Analysts have also linked the talks -- and any suggestion of a possible rapprochement -- to uncertainty caused by US President Donald Trump, who is threatening both countries with a range of punitive trade measures.
"I think also Trump's trade policies are giving China and Japan more of a reason to speak to each other because they're both targets -- not just China, but Japan," Richard McGregor, author of "Asia's Reckoning", told CNN.
The three leaders will also meet less than a month before a proposed meeting between North Korean leader Kim Jong Un and Trump, who is seeking a guarantee from Pyongyang it will dismantle its nuclear weapons.
McGregor said so far both Japan and China have been largely cut out of North Korea's negotiations with the United States and South Korea, leaving them to watch from the sidelines.
According to the South Korean President's office, Moon will brief Li and Abe on the outcome of the inter-Korean summit held on April 27.
"(We will) discuss ways to further strengthen cooperation between Korea, Japan and China for the denuclearization of the Korean peninsula and the establishment of a permanent peace," the Blue House spokesperson said.
China, Japan relations warm
Relations between Tokyo and Beijing have been at a low point since 2012 over both countries' claims to a mostly uninhabited island chain in the East China Sea.

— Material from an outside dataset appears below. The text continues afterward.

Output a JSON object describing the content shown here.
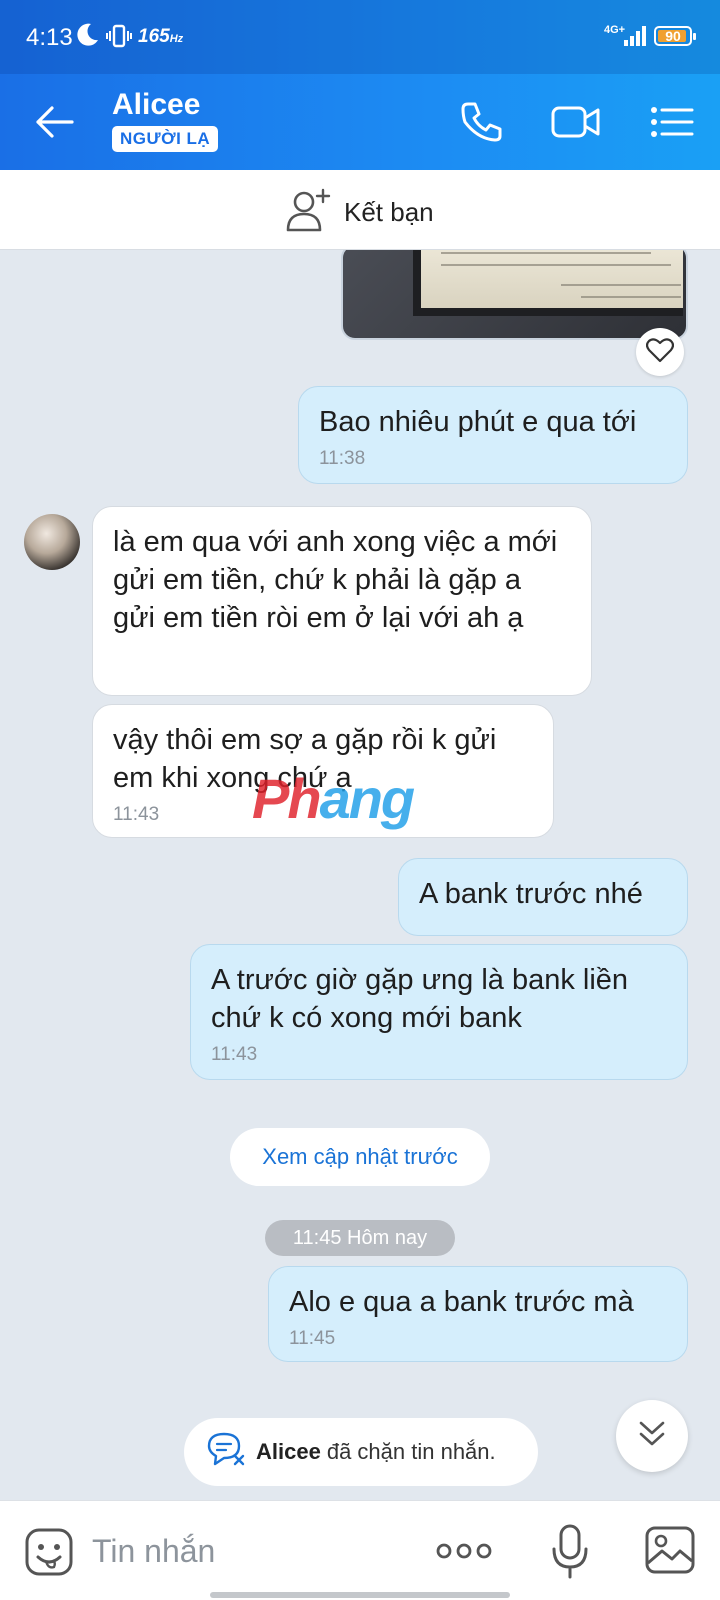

When Japan nationalized the islands in 2012, to ward off a planned sale to Tokyo's then-governor, it sparked furious anti-Japanese protests in China.
The situation wasn't helped by Beijing announcing a formal Air Defense Identification Zone over the East China Sea, including the islands, in 2013.
With diplomatic ties in a deep chill under the nationalist governments of Abe in Tokyo and President Xi Jinping in Beijing, high-level diplomatic meetings between the countries have been few and far between.
But in 2018, the two countries appeared to be moving towards strengthening bilateral relations.
"China-Japan relations are not only of great significance to both countries, but also to the region and the world," Chinese Prime Minister Li said in January during a Beijing visit by Japanese Foreign Minister Taro Kono, according to Xinhua.
In April, Chinese State Councilor Wang Yi visited Japan to hold high-level economic talks with the foreign minister. Abe has spoken publicly saying he would be willing to pay a visit to China and wanted Xi to pay a visit to Japan in turn.
"We'll probably get a summit this year between Abe and Xi. There's a pattern, there's a summit in 1998, there's a summit in 2008 so we'll probably get a summit in 2018," McGregor said.
"But if the best the two most important countries in Asia can do is have a summit every 10 years, one shouldn't be shouting from the rooftops."